Now, it's not like I want to make the absolutely irresponsible claim that a Tudor might be capable of harm to a nephew, a cousin, or a cousin once-removed, when matters of the succession are involved. (What kind of Tudor would it be, we might ask, who would put the succession before family?), but someone with a less than completely charitable view of the king might think the early deaths of the sons by Mary some evidence of what he actually thought about the sons of Charles Brandon succeeding him. Or perhaps, someone at his court who gets regularly compared in the historical literature to Lavrenti Beria. And I'm not venturing to say anything about the deaths of the sons by Willoughby, that's supposedly a straightforward fever.
Remember, by the way, just how recently the Brandon family had risen. And how unusual their ascent to the English throne would be, even in comparison to the Tudors.

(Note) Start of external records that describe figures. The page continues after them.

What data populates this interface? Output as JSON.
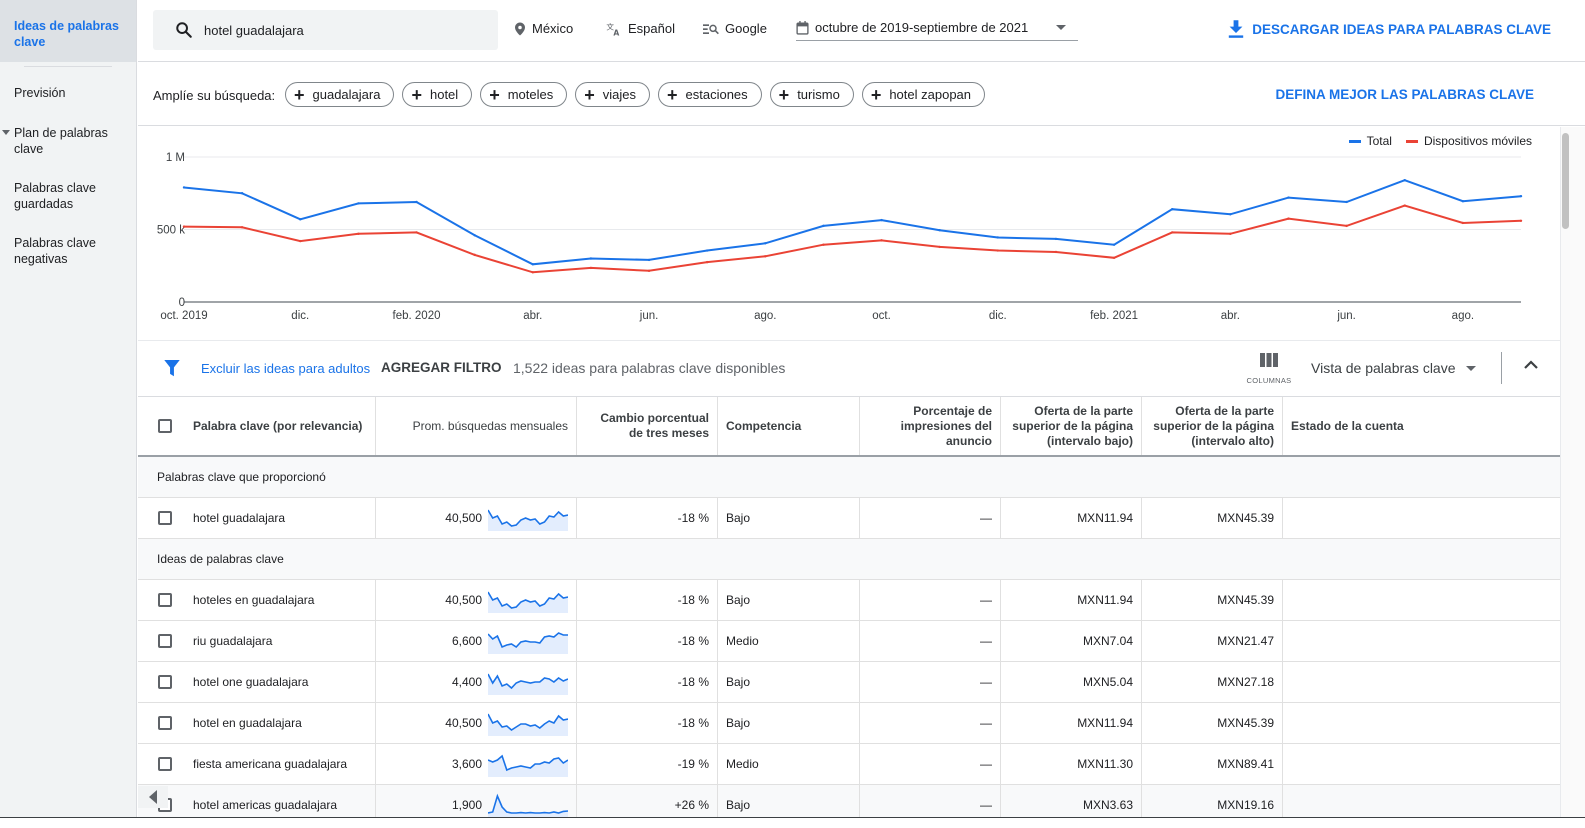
{
  "sidebar": {
    "items": [
      {
        "label": "Ideas de palabras clave"
      },
      {
        "label": "Previsión"
      },
      {
        "label": "Plan de palabras clave"
      },
      {
        "label": "Palabras clave guardadas"
      },
      {
        "label": "Palabras clave negativas"
      }
    ]
  },
  "topbar": {
    "search_value": "hotel guadalajara",
    "location": "México",
    "language": "Español",
    "network": "Google",
    "date_range": "octubre de 2019-septiembre de 2021",
    "download_label": "DESCARGAR IDEAS PARA PALABRAS CLAVE"
  },
  "refine": {
    "label": "Amplíe su búsqueda:",
    "chips": [
      "guadalajara",
      "hotel",
      "moteles",
      "viajes",
      "estaciones",
      "turismo",
      "hotel zapopan"
    ],
    "refine_label": "DEFINA MEJOR LAS PALABRAS CLAVE"
  },
  "chart_data": {
    "type": "line",
    "title": "",
    "xlabel": "",
    "ylabel": "",
    "ylim": [
      0,
      1000000
    ],
    "y_ticks": [
      {
        "value": 0,
        "label": "0"
      },
      {
        "value": 500000,
        "label": "500 k"
      },
      {
        "value": 1000000,
        "label": "1 M"
      }
    ],
    "x": [
      "2019-10",
      "2019-11",
      "2019-12",
      "2020-01",
      "2020-02",
      "2020-03",
      "2020-04",
      "2020-05",
      "2020-06",
      "2020-07",
      "2020-08",
      "2020-09",
      "2020-10",
      "2020-11",
      "2020-12",
      "2021-01",
      "2021-02",
      "2021-03",
      "2021-04",
      "2021-05",
      "2021-06",
      "2021-07",
      "2021-08",
      "2021-09"
    ],
    "x_tick_labels": [
      {
        "index": 0,
        "label": "oct. 2019"
      },
      {
        "index": 2,
        "label": "dic."
      },
      {
        "index": 4,
        "label": "feb. 2020"
      },
      {
        "index": 6,
        "label": "abr."
      },
      {
        "index": 8,
        "label": "jun."
      },
      {
        "index": 10,
        "label": "ago."
      },
      {
        "index": 12,
        "label": "oct."
      },
      {
        "index": 14,
        "label": "dic."
      },
      {
        "index": 16,
        "label": "feb. 2021"
      },
      {
        "index": 18,
        "label": "abr."
      },
      {
        "index": 20,
        "label": "jun."
      },
      {
        "index": 22,
        "label": "ago."
      }
    ],
    "series": [
      {
        "name": "Total",
        "color": "#1a73e8",
        "values": [
          790000,
          750000,
          570000,
          680000,
          690000,
          460000,
          260000,
          300000,
          290000,
          355000,
          405000,
          525000,
          565000,
          495000,
          445000,
          435000,
          395000,
          640000,
          605000,
          720000,
          690000,
          840000,
          695000,
          730000
        ]
      },
      {
        "name": "Dispositivos móviles",
        "color": "#ea4335",
        "values": [
          520000,
          515000,
          420000,
          470000,
          480000,
          325000,
          205000,
          235000,
          215000,
          275000,
          315000,
          395000,
          425000,
          380000,
          355000,
          345000,
          305000,
          480000,
          470000,
          575000,
          525000,
          665000,
          545000,
          560000
        ]
      }
    ],
    "grid": "horizontal",
    "legend": "top-right"
  },
  "filterbar": {
    "exclude_label": "Excluir las ideas para adultos",
    "add_filter_label": "AGREGAR FILTRO",
    "ideas_count": "1,522 ideas para palabras clave disponibles",
    "columns_label": "COLUMNAS",
    "view_label": "Vista de palabras clave"
  },
  "table": {
    "headers": {
      "keyword": "Palabra clave (por relevancia)",
      "avg": "Prom. búsquedas mensuales",
      "change": "Cambio porcentual de tres meses",
      "competition": "Competencia",
      "impression_share": "Porcentaje de impresiones del anuncio",
      "bid_low": "Oferta de la parte superior de la página (intervalo bajo)",
      "bid_high": "Oferta de la parte superior de la página (intervalo alto)",
      "account_state": "Estado de la cuenta"
    },
    "section_provided": "Palabras clave que proporcionó",
    "section_ideas": "Ideas de palabras clave",
    "provided_rows": [
      {
        "keyword": "hotel guadalajara",
        "avg": "40,500",
        "change": "-18 %",
        "competition": "Bajo",
        "impressions": "—",
        "bid_low": "MXN11.94",
        "bid_high": "MXN45.39",
        "state": "",
        "trend": [
          0.9,
          0.5,
          0.6,
          0.2,
          0.3,
          0.1,
          0.15,
          0.4,
          0.5,
          0.4,
          0.45,
          0.2,
          0.3,
          0.6,
          0.55,
          0.8,
          0.6,
          0.65
        ]
      }
    ],
    "idea_rows": [
      {
        "keyword": "hoteles en guadalajara",
        "avg": "40,500",
        "change": "-18 %",
        "competition": "Bajo",
        "impressions": "—",
        "bid_low": "MXN11.94",
        "bid_high": "MXN45.39",
        "state": "",
        "trend": [
          0.9,
          0.5,
          0.6,
          0.2,
          0.3,
          0.1,
          0.15,
          0.4,
          0.5,
          0.4,
          0.45,
          0.2,
          0.3,
          0.6,
          0.55,
          0.8,
          0.6,
          0.65
        ]
      },
      {
        "keyword": "riu guadalajara",
        "avg": "6,600",
        "change": "-18 %",
        "competition": "Medio",
        "impressions": "—",
        "bid_low": "MXN7.04",
        "bid_high": "MXN21.47",
        "state": "",
        "trend": [
          0.85,
          0.6,
          0.75,
          0.2,
          0.3,
          0.35,
          0.2,
          0.45,
          0.5,
          0.45,
          0.45,
          0.4,
          0.7,
          0.75,
          0.7,
          0.9,
          0.8,
          0.8
        ]
      },
      {
        "keyword": "hotel one guadalajara",
        "avg": "4,400",
        "change": "-18 %",
        "competition": "Bajo",
        "impressions": "—",
        "bid_low": "MXN5.04",
        "bid_high": "MXN27.18",
        "state": "",
        "trend": [
          0.9,
          0.45,
          0.8,
          0.3,
          0.4,
          0.2,
          0.45,
          0.55,
          0.5,
          0.45,
          0.5,
          0.5,
          0.7,
          0.65,
          0.5,
          0.7,
          0.55,
          0.65
        ]
      },
      {
        "keyword": "hotel en guadalajara",
        "avg": "40,500",
        "change": "-18 %",
        "competition": "Bajo",
        "impressions": "—",
        "bid_low": "MXN11.94",
        "bid_high": "MXN45.39",
        "state": "",
        "trend": [
          0.95,
          0.5,
          0.6,
          0.3,
          0.35,
          0.15,
          0.3,
          0.45,
          0.45,
          0.35,
          0.4,
          0.25,
          0.45,
          0.6,
          0.5,
          0.85,
          0.65,
          0.7
        ]
      },
      {
        "keyword": "fiesta americana guadalajara",
        "avg": "3,600",
        "change": "-19 %",
        "competition": "Medio",
        "impressions": "—",
        "bid_low": "MXN11.30",
        "bid_high": "MXN89.41",
        "state": "",
        "trend": [
          0.7,
          0.6,
          0.7,
          0.9,
          0.2,
          0.3,
          0.35,
          0.4,
          0.35,
          0.3,
          0.5,
          0.5,
          0.6,
          0.55,
          0.75,
          0.8,
          0.55,
          0.7
        ]
      },
      {
        "keyword": "hotel americas guadalajara",
        "avg": "1,900",
        "change": "+26 %",
        "competition": "Bajo",
        "impressions": "—",
        "bid_low": "MXN3.63",
        "bid_high": "MXN19.16",
        "state": "",
        "trend": [
          0.1,
          0.15,
          0.95,
          0.4,
          0.15,
          0.1,
          0.1,
          0.12,
          0.1,
          0.12,
          0.1,
          0.1,
          0.12,
          0.1,
          0.15,
          0.1,
          0.18,
          0.2
        ]
      }
    ]
  }
}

And on an unrelated note, I did actually encounter online once a person who said there was no evidence someone as morally conservative as Henry would ever actually engage in extramarital sex, and that that whole business with Anne Stafford was unproven anyway, and how dare we cast aspersions on someone who clearly believed in the institution of marriage as much as England's great King Harry? It was all I could do to restrain myself from the obvious profanity when I asked where she thought the Duke of Richmond came from.